Ça c’est clair et net. Et l’Office Fédéral
de la Santé Publique contrôle ça. Et la Commission
de Contrôle de Protection des Données a aussi donné
son accord. On essaie de rassurer les patients sur le fait que la
personne est protégée au maximum.

Question : Comment un patient peut-il trouver
un thérapeute compétent ?
JND : Je pense qu’il y a deux manières simples, même
si elles sont plus vite dites que facilement mises en pratique.
Je pense que si on a un doute ou si on ne sait, pas il faut passer
par son médecin généraliste ou son médecin
de premier recours qui a des réseaux. Les généralistes
travaillent avec des collègues psychiatres-psychothérapeutes.
Certains ont même une formation qui leur permet de faire profiter
leur patient d’un certain nombre d’entretiens de type
psychothérapeutique. Je pense qu’un médecin
généraliste est précisément là
pour pouvoir permettre d’orienter un patient d’une manière
claire. La deuxième, c’est de changer de thérapeute.
Je crois qu'on a peut-être trop longtemps sacralisé
les médecins mais dans le fond c’est une prestation
et un mandat de prestation. On est client, et il s’agit de
donner son avis et puis d’en changer si on n’est pas
content. Il est vrai que comme patient, on est parfois dans une
situation difficile et que l’on ne se sent pas forcément
les moyens ou l’énergie de pouvoir se montrer combatif
sur ce plan-là, raison pour laquelle, je pense que peut-être
la meilleure alternative, c’est de passer par un médecin
de premier recours.
Question : Comment le médecin généraliste
peut-il aider son patient à trouver un psychiatre ?

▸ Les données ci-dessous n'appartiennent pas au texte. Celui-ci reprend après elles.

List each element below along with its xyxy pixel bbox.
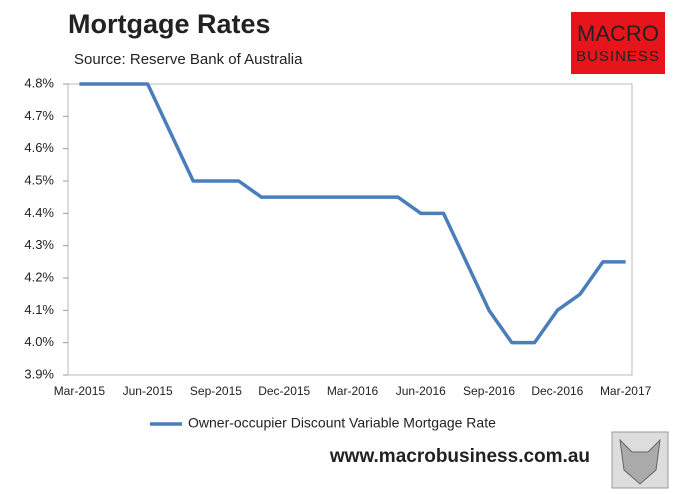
- logo-text: BUSINESS: [576, 48, 660, 65]
- x-tick-label: Dec-2015: [258, 384, 310, 398]
- logo-box: [571, 12, 665, 74]
- y-tick-label: 3.9%: [24, 366, 54, 381]
- y-tick-label: 4.8%: [24, 75, 54, 90]
- y-tick-label: 4.4%: [24, 205, 54, 220]
- x-tick-label: Sep-2015: [190, 384, 242, 398]
- y-tick-label: 4.7%: [24, 108, 54, 123]
- y-tick-label: 4.0%: [24, 334, 54, 349]
- website: www.macrobusiness.com.au: [329, 446, 590, 467]
- logo-text: MACRO: [577, 21, 659, 46]
- legend-label: Owner-occupier Discount Variable Mortgag…: [188, 415, 496, 431]
- fox-icon: [619, 438, 661, 485]
- x-tick-label: Mar-2015: [54, 384, 106, 398]
- chart-title: Mortgage Rates: [68, 9, 271, 39]
- y-tick-label: 4.1%: [24, 302, 54, 317]
- y-tick-label: 4.6%: [24, 140, 54, 155]
- x-tick-label: Mar-2017: [600, 384, 652, 398]
- x-tick-label: Jun-2016: [396, 384, 446, 398]
- chart-subtitle: Source: Reserve Bank of Australia: [74, 51, 303, 68]
- x-tick-label: Mar-2016: [327, 384, 379, 398]
- y-tick-label: 4.3%: [24, 237, 54, 252]
- x-tick-label: Jun-2015: [123, 384, 173, 398]
- y-tick-label: 4.2%: [24, 269, 54, 284]
- plot-area: [67, 83, 633, 376]
- x-tick-label: Sep-2016: [463, 384, 515, 398]
- line: [79, 82, 626, 345]
- y-tick-label: 4.5%: [24, 172, 54, 187]
- x-tick-label: Dec-2016: [531, 384, 583, 398]
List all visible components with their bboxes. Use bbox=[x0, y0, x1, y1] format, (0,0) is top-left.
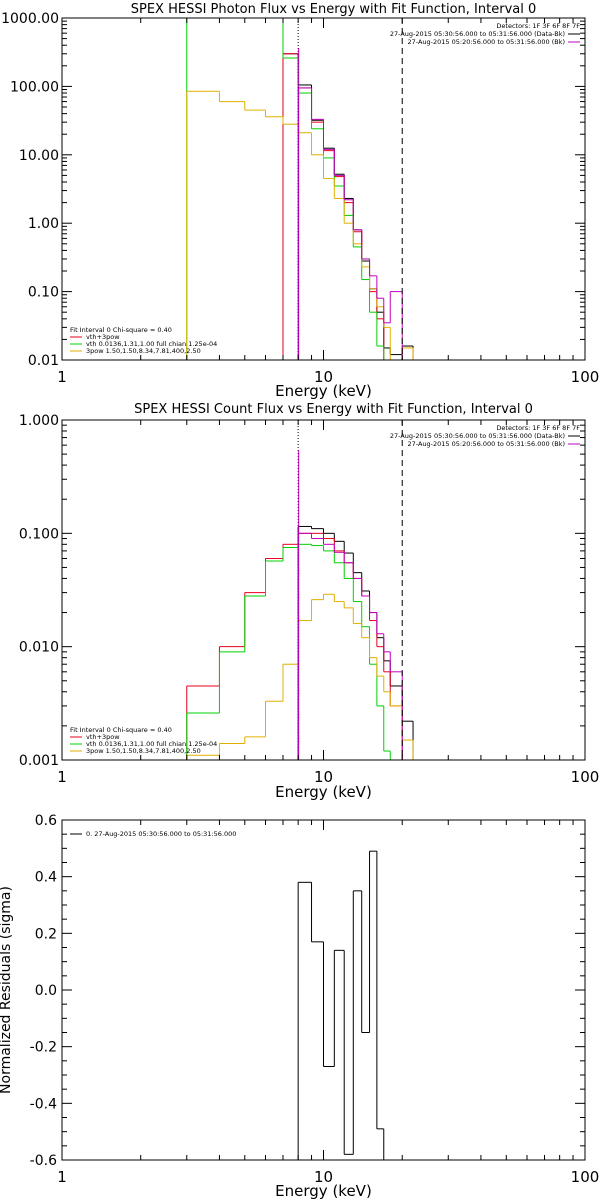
legend-label-total: vth+3pow bbox=[86, 333, 120, 341]
y-tick-label: 0.010 bbox=[19, 640, 59, 656]
y-axis: 0.6 0.4 0.2 0.0 -0.2 -0.4 -0.6 bbox=[30, 813, 585, 1169]
legend-header: Fit Interval 0 Chi-square = 0.40 bbox=[70, 726, 172, 734]
x-tick-label: 1 bbox=[57, 368, 67, 386]
y-tick-label: 0.01 bbox=[28, 353, 59, 369]
y-axis: 0.001 0.010 0.100 1.000 bbox=[19, 413, 585, 769]
x-axis: 1 10 100 bbox=[57, 820, 599, 1186]
legend-header: Fit Interval 0 Chi-square = 0.40 bbox=[70, 326, 172, 334]
x-tick-label: 100 bbox=[571, 368, 600, 386]
y-tick-label: 1000.00 bbox=[1, 11, 59, 27]
y-tick-label: 0.6 bbox=[35, 813, 57, 829]
y-tick-label: 1.000 bbox=[19, 413, 59, 429]
x-tick-label: 1 bbox=[57, 768, 67, 786]
chart-title: SPEX HESSI Photon Flux vs Energy with Fi… bbox=[131, 2, 537, 17]
x-axis-label: Energy (keV) bbox=[275, 382, 372, 400]
plot-area bbox=[186, 525, 414, 760]
data-interval-text: 27-Aug-2015 05:30:56.000 to 05:31:56.000… bbox=[390, 30, 565, 38]
x-axis-label: Energy (keV) bbox=[275, 1182, 372, 1200]
x-tick-label: 100 bbox=[571, 1168, 600, 1186]
legend-label-data: 0. 27-Aug-2015 05:30:56.000 to 05:31:56.… bbox=[86, 830, 236, 838]
panel-photon: 1 10 100 Energy (keV) 0.01 0.10 1.00 10.00 100.0… bbox=[1, 2, 599, 400]
series-background bbox=[297, 532, 403, 760]
series-power_law bbox=[186, 593, 414, 760]
y-tick-label: 0.001 bbox=[19, 753, 59, 769]
series-data bbox=[297, 850, 403, 1160]
x-tick-label: 10 bbox=[314, 368, 333, 386]
series-power_law bbox=[186, 90, 414, 360]
y-tick-label: 0.4 bbox=[35, 870, 57, 886]
y-tick-label: -0.6 bbox=[30, 1153, 57, 1169]
panel-residuals: 1 10 100 Energy (keV) 0.6 0.4 0.2 0.0 -0.2 -0.4 -0… bbox=[0, 813, 599, 1200]
chart-title: SPEX HESSI Count Flux vs Energy with Fit… bbox=[134, 402, 533, 417]
y-tick-label: 10.00 bbox=[19, 148, 59, 164]
legend: Fit Interval 0 Chi-square = 0.40vth+3pow… bbox=[70, 326, 217, 355]
bk-interval-text: 27-Aug-2015 05:20:56.000 to 05:31:56.000… bbox=[408, 440, 565, 448]
bk-interval-text: 27-Aug-2015 05:20:56.000 to 05:31:56.000… bbox=[408, 38, 565, 46]
legend-label-total: vth+3pow bbox=[86, 733, 120, 741]
y-tick-label: 0.100 bbox=[19, 526, 59, 542]
x-axis-label: Energy (keV) bbox=[275, 783, 372, 801]
x-tick-label: 1 bbox=[57, 1168, 67, 1186]
y-axis: 0.01 0.10 1.00 10.00 100.00 1000.00 bbox=[1, 11, 585, 369]
x-tick-label: 100 bbox=[571, 768, 600, 786]
legend-label-power_law: 3pow 1.50,1.50,8.34,7.81,400,2.50 bbox=[86, 747, 201, 755]
plot-area bbox=[186, 18, 414, 360]
y-tick-label: 0.2 bbox=[35, 926, 57, 942]
series-thermal bbox=[186, 543, 391, 760]
legend: 0. 27-Aug-2015 05:30:56.000 to 05:31:56.… bbox=[70, 830, 236, 838]
data-interval-text: 27-Aug-2015 05:30:56.000 to 05:31:56.000… bbox=[390, 432, 565, 440]
plot-area bbox=[297, 850, 403, 1160]
plot-frame bbox=[61, 17, 586, 361]
legend-label-power_law: 3pow 1.50,1.50,8.34,7.81,400,2.50 bbox=[86, 347, 201, 355]
legend: Fit Interval 0 Chi-square = 0.40vth+3pow… bbox=[70, 726, 217, 755]
y-tick-label: -0.4 bbox=[30, 1096, 57, 1112]
legend-label-thermal: vth 0.0136,1.31,1.00 full chian 1.25e-04 bbox=[86, 340, 217, 348]
detectors-text: Detectors: 1F 3F 6F 8F 7F bbox=[496, 424, 580, 432]
x-axis: 1 10 100 bbox=[57, 18, 599, 386]
legend-label-thermal: vth 0.0136,1.31,1.00 full chian 1.25e-04 bbox=[86, 740, 217, 748]
plot-frame bbox=[61, 419, 586, 761]
y-tick-label: -0.2 bbox=[30, 1040, 57, 1056]
x-tick-label: 10 bbox=[314, 1168, 333, 1186]
y-tick-label: 0.0 bbox=[35, 983, 57, 999]
series-data bbox=[282, 53, 414, 360]
x-tick-label: 10 bbox=[314, 768, 333, 786]
panel-count: 1 10 100 Energy (keV) 0.001 0.010 0.100 1.000 SP… bbox=[19, 402, 599, 801]
series-data bbox=[297, 525, 414, 760]
y-tick-label: 0.10 bbox=[28, 285, 59, 301]
y-axis-label: Normalized Residuals (sigma) bbox=[0, 886, 14, 1094]
y-tick-label: 100.00 bbox=[10, 79, 59, 95]
detectors-text: Detectors: 1F 3F 6F 8F 7F bbox=[496, 22, 580, 30]
y-tick-label: 1.00 bbox=[28, 216, 59, 232]
series-thermal bbox=[186, 18, 385, 360]
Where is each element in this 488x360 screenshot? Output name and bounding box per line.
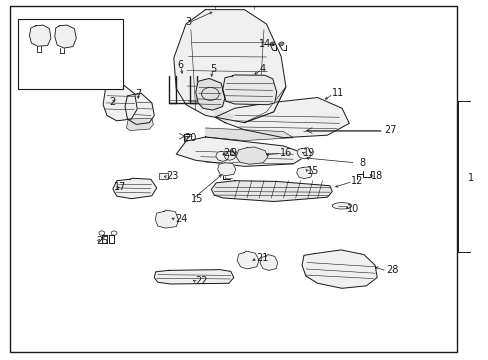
Text: 5: 5 bbox=[210, 64, 216, 74]
Polygon shape bbox=[154, 270, 233, 284]
Polygon shape bbox=[222, 75, 276, 105]
Text: 2: 2 bbox=[109, 97, 115, 107]
Ellipse shape bbox=[331, 203, 351, 209]
Polygon shape bbox=[302, 250, 376, 288]
Polygon shape bbox=[211, 181, 331, 202]
Text: 1: 1 bbox=[467, 173, 473, 183]
Circle shape bbox=[279, 42, 284, 45]
Text: 16: 16 bbox=[279, 148, 291, 158]
Polygon shape bbox=[55, 25, 76, 48]
Text: 15: 15 bbox=[190, 194, 203, 204]
Text: 9: 9 bbox=[230, 148, 237, 158]
Polygon shape bbox=[195, 78, 224, 110]
Text: 25: 25 bbox=[96, 236, 108, 246]
Polygon shape bbox=[217, 163, 235, 176]
Text: 24: 24 bbox=[175, 215, 187, 224]
Text: 20: 20 bbox=[183, 133, 196, 143]
Text: 22: 22 bbox=[194, 276, 207, 286]
Polygon shape bbox=[125, 93, 154, 125]
Text: 23: 23 bbox=[166, 171, 179, 181]
Text: 19: 19 bbox=[303, 148, 315, 158]
Polygon shape bbox=[236, 147, 267, 164]
Polygon shape bbox=[215, 110, 234, 123]
Circle shape bbox=[270, 42, 275, 45]
Polygon shape bbox=[176, 137, 307, 166]
Text: 15: 15 bbox=[306, 166, 319, 176]
Text: 8: 8 bbox=[358, 158, 365, 168]
Text: 10: 10 bbox=[346, 204, 358, 215]
Polygon shape bbox=[244, 87, 285, 123]
Text: 28: 28 bbox=[385, 265, 397, 275]
Text: 13: 13 bbox=[19, 53, 31, 63]
Polygon shape bbox=[205, 128, 293, 140]
Text: 11: 11 bbox=[331, 88, 344, 98]
Text: 21: 21 bbox=[256, 253, 268, 263]
Polygon shape bbox=[126, 118, 153, 131]
Polygon shape bbox=[155, 210, 178, 228]
Polygon shape bbox=[215, 151, 228, 161]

MS: Cela n’est pas toujours facile en tant que médecin
praticien d’adresser le patient vers un psychiatre surtout
quand on exerce comme moi en Valais où il y a peu de psychiatres.
Cela dépend beaucoup du diagnostic et de l’évolution
de la maladie psychiatrique pour décider d'adresser un malade
à un psychiatre. Mais je pense que la majorité des
patients qui cherchent une psychothérapie s’adressent
directement à un psychiatre. Je pense qu’ils savent
qu’ils ont besoin d’un spécialiste en psychiatrie
pour faire cette thérapie et pas d'un médecin de premier
recours. Je pense que les médecins de premier recours sont
beaucoup court-circuités pour s’adresser directement
au médecin spécialiste en psychiatrie.